After the Hwy 129 bridge it was a few more miles out to the Suwannee.


It began to cloud up, and out of nowhere Ellie Rays appeared.  At our pace it was easy to see the neon beverage sign on the window of their bar/restaurant.  Could there be some ‘land-food’ in our immediate future??? It was one fine place, on one fine river.

The rain came about the same time as our double-burgers and my beverage went down like the water falling off the roof. There was serious contemplation about sitting right on that stool and calling the outpost – they could deliver our vehicle to Ellie Rays (a good idea for someone paddling the Sante Fe).  The showers subsided, and Sun returned.

Working our way through the burger and another beverage – Gordy and I set-out to complete our trip as planned; a mile or so to the Suwannee, then 10 miles to Rocky Bluff….


I am impressed with this river and highly recommend the experience.  The Sante Fe is a primitive river and with all those wonderful springs along the way the water clarity is high – to clear.  The river’s Natural quality is beyond that.  This river supports healthy aquatic life which in turn support other system-species seemingly abundant and thriving.
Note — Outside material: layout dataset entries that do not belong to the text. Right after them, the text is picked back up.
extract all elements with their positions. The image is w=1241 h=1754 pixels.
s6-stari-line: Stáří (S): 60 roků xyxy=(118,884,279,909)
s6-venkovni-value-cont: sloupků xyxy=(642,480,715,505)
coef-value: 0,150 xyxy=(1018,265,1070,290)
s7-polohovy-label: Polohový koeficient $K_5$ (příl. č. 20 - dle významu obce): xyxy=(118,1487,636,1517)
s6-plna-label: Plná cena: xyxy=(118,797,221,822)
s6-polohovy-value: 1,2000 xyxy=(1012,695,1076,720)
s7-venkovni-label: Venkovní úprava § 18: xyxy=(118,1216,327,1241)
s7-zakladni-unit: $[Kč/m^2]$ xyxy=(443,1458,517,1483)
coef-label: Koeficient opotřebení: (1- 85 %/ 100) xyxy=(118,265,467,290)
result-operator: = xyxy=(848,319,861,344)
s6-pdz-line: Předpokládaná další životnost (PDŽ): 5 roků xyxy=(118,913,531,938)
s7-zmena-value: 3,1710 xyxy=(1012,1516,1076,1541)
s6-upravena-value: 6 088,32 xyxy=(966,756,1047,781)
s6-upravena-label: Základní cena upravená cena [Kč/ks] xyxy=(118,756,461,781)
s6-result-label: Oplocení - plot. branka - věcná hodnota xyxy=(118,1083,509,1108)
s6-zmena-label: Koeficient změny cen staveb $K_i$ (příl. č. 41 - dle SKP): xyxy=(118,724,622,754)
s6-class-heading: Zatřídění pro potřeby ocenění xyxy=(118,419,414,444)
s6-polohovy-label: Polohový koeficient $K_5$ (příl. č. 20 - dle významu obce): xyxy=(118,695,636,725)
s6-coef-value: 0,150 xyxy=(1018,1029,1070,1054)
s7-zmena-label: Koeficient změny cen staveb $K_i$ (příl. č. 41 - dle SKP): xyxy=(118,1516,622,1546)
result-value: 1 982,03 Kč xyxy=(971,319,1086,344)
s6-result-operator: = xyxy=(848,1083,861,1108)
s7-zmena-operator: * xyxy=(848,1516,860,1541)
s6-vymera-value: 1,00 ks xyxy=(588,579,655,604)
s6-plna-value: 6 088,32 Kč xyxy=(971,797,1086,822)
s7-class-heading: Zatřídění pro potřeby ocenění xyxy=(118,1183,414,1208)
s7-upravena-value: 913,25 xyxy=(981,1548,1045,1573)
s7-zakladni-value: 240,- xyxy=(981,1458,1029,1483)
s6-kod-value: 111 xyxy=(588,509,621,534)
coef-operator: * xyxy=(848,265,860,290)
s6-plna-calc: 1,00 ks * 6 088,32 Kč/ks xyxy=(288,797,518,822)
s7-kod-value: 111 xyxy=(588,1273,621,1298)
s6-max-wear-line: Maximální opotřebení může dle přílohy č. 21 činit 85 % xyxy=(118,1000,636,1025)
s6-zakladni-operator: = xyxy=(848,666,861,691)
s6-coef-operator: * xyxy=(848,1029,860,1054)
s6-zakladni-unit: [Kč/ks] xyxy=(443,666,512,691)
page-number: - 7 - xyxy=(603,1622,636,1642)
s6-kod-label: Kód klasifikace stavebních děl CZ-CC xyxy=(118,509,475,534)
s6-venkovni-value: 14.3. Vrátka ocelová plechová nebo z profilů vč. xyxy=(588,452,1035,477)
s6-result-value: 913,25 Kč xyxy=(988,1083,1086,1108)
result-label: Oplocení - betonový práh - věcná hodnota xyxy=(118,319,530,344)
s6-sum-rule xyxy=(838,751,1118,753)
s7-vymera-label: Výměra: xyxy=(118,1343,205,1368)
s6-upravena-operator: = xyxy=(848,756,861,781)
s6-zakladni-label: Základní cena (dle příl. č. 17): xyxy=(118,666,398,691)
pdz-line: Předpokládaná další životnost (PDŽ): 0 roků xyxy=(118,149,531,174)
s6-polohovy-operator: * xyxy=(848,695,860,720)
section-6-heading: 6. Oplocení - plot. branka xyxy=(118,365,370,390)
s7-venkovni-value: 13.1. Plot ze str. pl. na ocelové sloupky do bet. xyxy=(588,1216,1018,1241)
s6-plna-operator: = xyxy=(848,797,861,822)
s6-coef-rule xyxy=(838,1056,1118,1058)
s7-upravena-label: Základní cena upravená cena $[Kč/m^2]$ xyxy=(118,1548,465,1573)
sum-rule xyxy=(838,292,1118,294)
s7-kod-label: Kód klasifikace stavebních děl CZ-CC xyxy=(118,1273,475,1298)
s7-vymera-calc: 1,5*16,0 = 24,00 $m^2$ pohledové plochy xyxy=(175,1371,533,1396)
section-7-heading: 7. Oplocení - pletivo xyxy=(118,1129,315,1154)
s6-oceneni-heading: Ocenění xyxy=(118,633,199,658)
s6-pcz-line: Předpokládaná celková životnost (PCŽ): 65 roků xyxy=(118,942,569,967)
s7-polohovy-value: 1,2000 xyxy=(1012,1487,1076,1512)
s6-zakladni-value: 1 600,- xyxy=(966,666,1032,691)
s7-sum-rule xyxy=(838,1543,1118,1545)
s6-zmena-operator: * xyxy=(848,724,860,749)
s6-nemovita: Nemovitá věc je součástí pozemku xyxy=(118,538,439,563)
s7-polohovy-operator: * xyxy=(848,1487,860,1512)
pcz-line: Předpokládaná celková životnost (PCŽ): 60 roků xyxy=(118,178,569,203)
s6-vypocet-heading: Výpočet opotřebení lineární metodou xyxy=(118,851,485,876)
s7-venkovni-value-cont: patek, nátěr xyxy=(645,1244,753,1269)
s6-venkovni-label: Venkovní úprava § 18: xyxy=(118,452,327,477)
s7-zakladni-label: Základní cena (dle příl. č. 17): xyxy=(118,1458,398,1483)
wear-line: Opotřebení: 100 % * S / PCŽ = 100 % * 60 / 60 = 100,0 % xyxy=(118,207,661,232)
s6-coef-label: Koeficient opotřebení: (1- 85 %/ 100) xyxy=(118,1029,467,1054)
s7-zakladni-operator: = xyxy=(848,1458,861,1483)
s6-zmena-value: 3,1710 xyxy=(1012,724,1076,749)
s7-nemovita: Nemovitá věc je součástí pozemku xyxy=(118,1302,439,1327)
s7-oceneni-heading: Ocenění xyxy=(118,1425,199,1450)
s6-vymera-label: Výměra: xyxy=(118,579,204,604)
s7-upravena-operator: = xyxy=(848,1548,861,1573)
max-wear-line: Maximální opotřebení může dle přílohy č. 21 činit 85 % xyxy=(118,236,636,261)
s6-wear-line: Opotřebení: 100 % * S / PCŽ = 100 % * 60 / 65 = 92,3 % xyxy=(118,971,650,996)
The Sante Fe provides a setting for family day trips, or longer paddle trips.  If pondering distance paddling – this and/or the Suwannee rivers provide fine settings for getting a feel of such adventure.  The river’s simple length of @ 30 miles with multiple access points and the potential of culminating at one of the RV parks (there are two beyond 129, Ellie Rays recommended) makes this a very desirable paddle experience for any paddler.
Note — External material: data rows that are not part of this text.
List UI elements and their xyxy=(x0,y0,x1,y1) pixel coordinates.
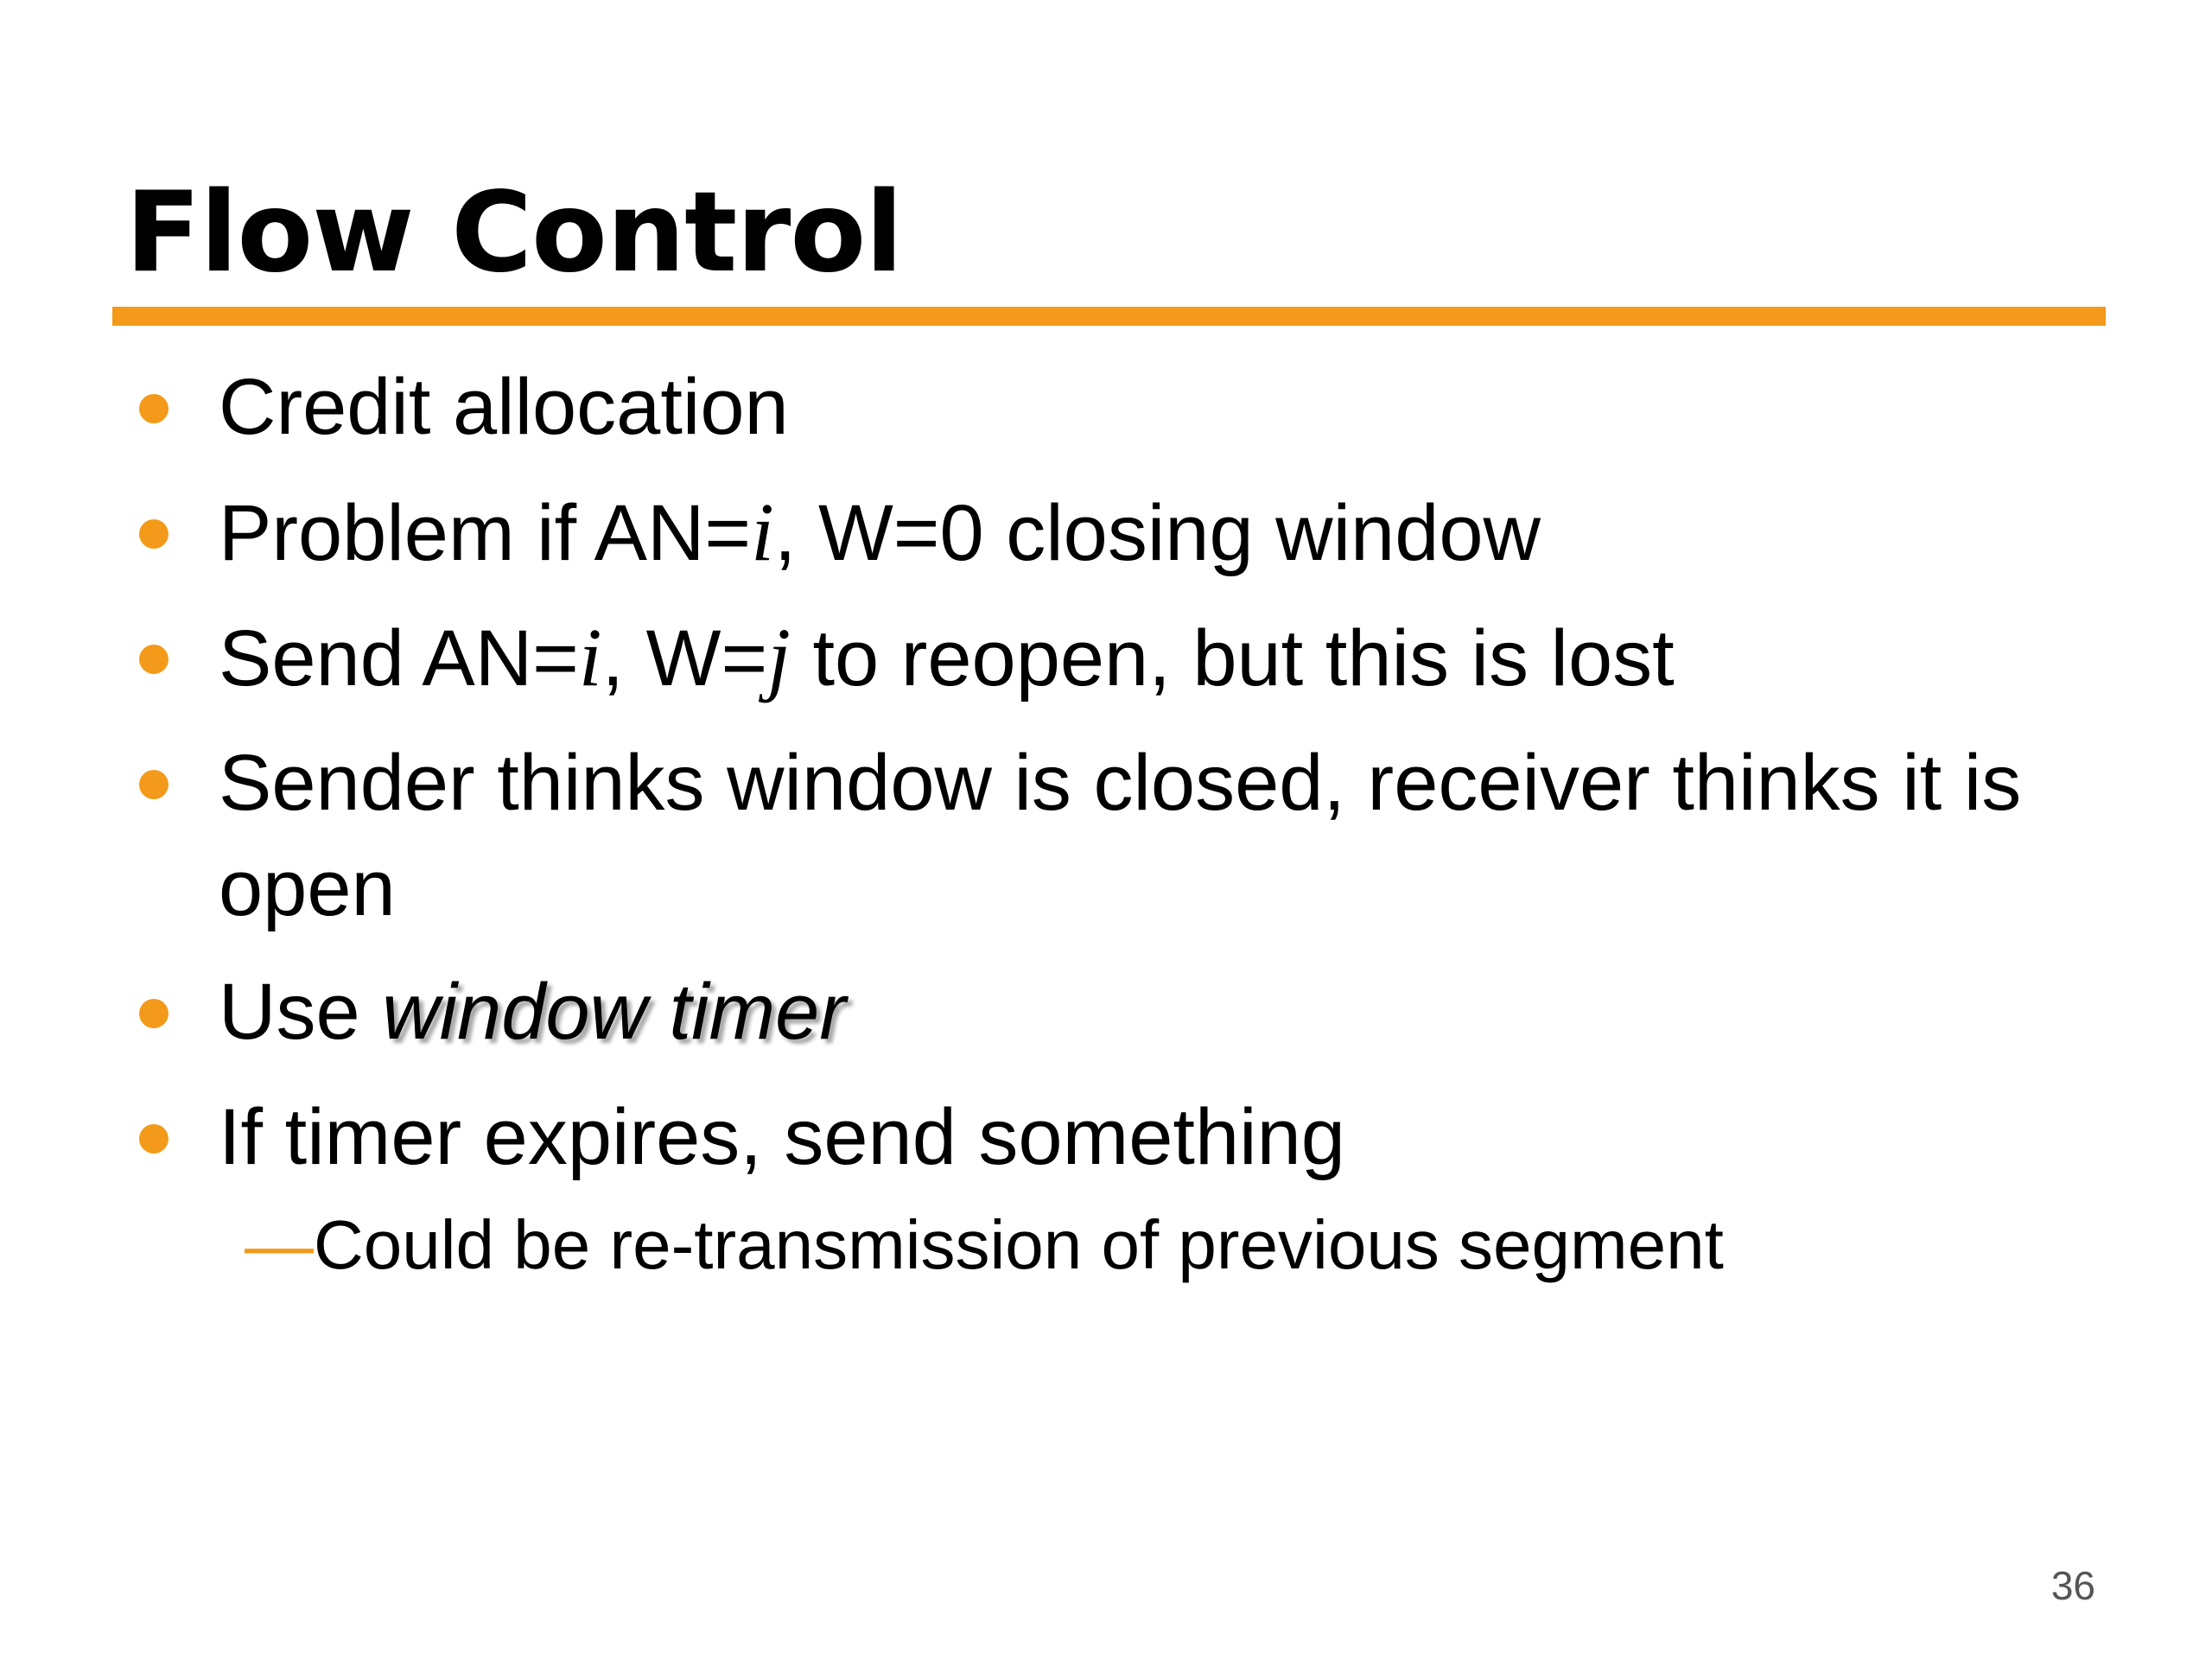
bullet-marker xyxy=(139,645,168,674)
bullet-item xyxy=(134,480,2078,586)
sub-bullet-item xyxy=(245,1197,1724,1294)
slide-title: Flow Control xyxy=(125,168,903,297)
math-variable: i xyxy=(578,611,602,703)
title-underline xyxy=(112,307,2106,326)
bullet-marker xyxy=(139,394,168,423)
bullet-text: If timer expires, send something xyxy=(219,1093,1345,1181)
bullet-item xyxy=(134,1084,2078,1190)
bullet-item xyxy=(134,959,2078,1065)
math-variable: i xyxy=(751,486,774,578)
math-variable: j xyxy=(767,611,791,703)
bullet-text: Credit allocation xyxy=(219,363,789,451)
bullet-text: Sender thinks window is closed, receiver thinks it is open xyxy=(219,739,2022,932)
bullet-item xyxy=(134,605,2078,711)
emphasized-term: window timer xyxy=(382,968,846,1056)
bullet-text: Problem if AN=i, W=0 closing window xyxy=(219,486,1541,578)
sub-bullet-dash: — xyxy=(245,1206,314,1283)
bullet-text: Use window timer xyxy=(219,968,846,1056)
bullet-marker xyxy=(139,1124,168,1154)
bullet-item xyxy=(134,730,2078,941)
bullet-marker xyxy=(139,519,168,549)
sub-bullet-text: Could be re-transmission of previous segment xyxy=(314,1206,1724,1283)
bullet-marker xyxy=(139,770,168,799)
bullet-marker xyxy=(139,999,168,1028)
page-number: 36 xyxy=(2050,1563,2095,1608)
bullet-text: Send AN=i, W=j to reopen, but this is lost xyxy=(219,611,1675,703)
bullet-item xyxy=(134,354,2078,460)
Sante Fe River Mileage Chart
00.0    Santa Fe Rise
02.4    Darby Spring river left
02.5    US 441 bridge
02.6    Santa Fe Outpost (rentals)
02.7    High Springs Ramp off US 441
02.8    Columbia Springs river right
04.8    Suck Hole river right
05.7    River Rise Ramp off US 27
05.8    US 27 bridge
06.6    Transmission Line
07.2    Allen Spring river left
07.8    Poe Spring
08.6    Lilly Spring
09.6    Rum Island County Park
09.8    Gilchrist Blue Spring river left
10.1    Transmission Line
10.7    Devils Eye and Devils Ear Spring river left, July Spring river right
10.9    Ginnie Spring
11.2    Ginnie Springs ramp
11.4    Sawdust Spring river right
13.0    Transmission Line
13.6    Unnamed springs in river bend
13.7    Siphon Creek East
13.9    Siphon Creek West
14.5    Santa Fe River County ramp off SR 47
15.0    Hollingsworth Bluff Ramp
17.5    Wilson Spring river right
17.7    Wilson Springs ramp
19.6    Ira Bea Oasis ramp
20.7    Jamison Spring river right
20.9    Sunbeam Spring river right
21.6    Oasis Spring right left
23.4    Ichetucknee joins from river right
26.5    Betty Spring river right
26.8    Troop Spring river left
27.9    Lemmons Memorial Park ramp off US 129
28.2    Sandy Point Campground ramp
28.8    Campground Spring
29.0    Ellie Ray’s River Landing Ramp
29.1    Trail Spring
29.5    Unnamed spring in swamp river right
30.0    Unnamed springs In swamp river left
30.2    Wanamake Ramp
30.3    Confluence with Suwannee River


1504-Inglis Gulf

Paddling the other two rivers on this trip didn’t work out, but somehow in justifying direction I felt fulfilled by the Sante Fe.  It had rejuvenated me with the riversphere that I needed within – “Good ’nuff.”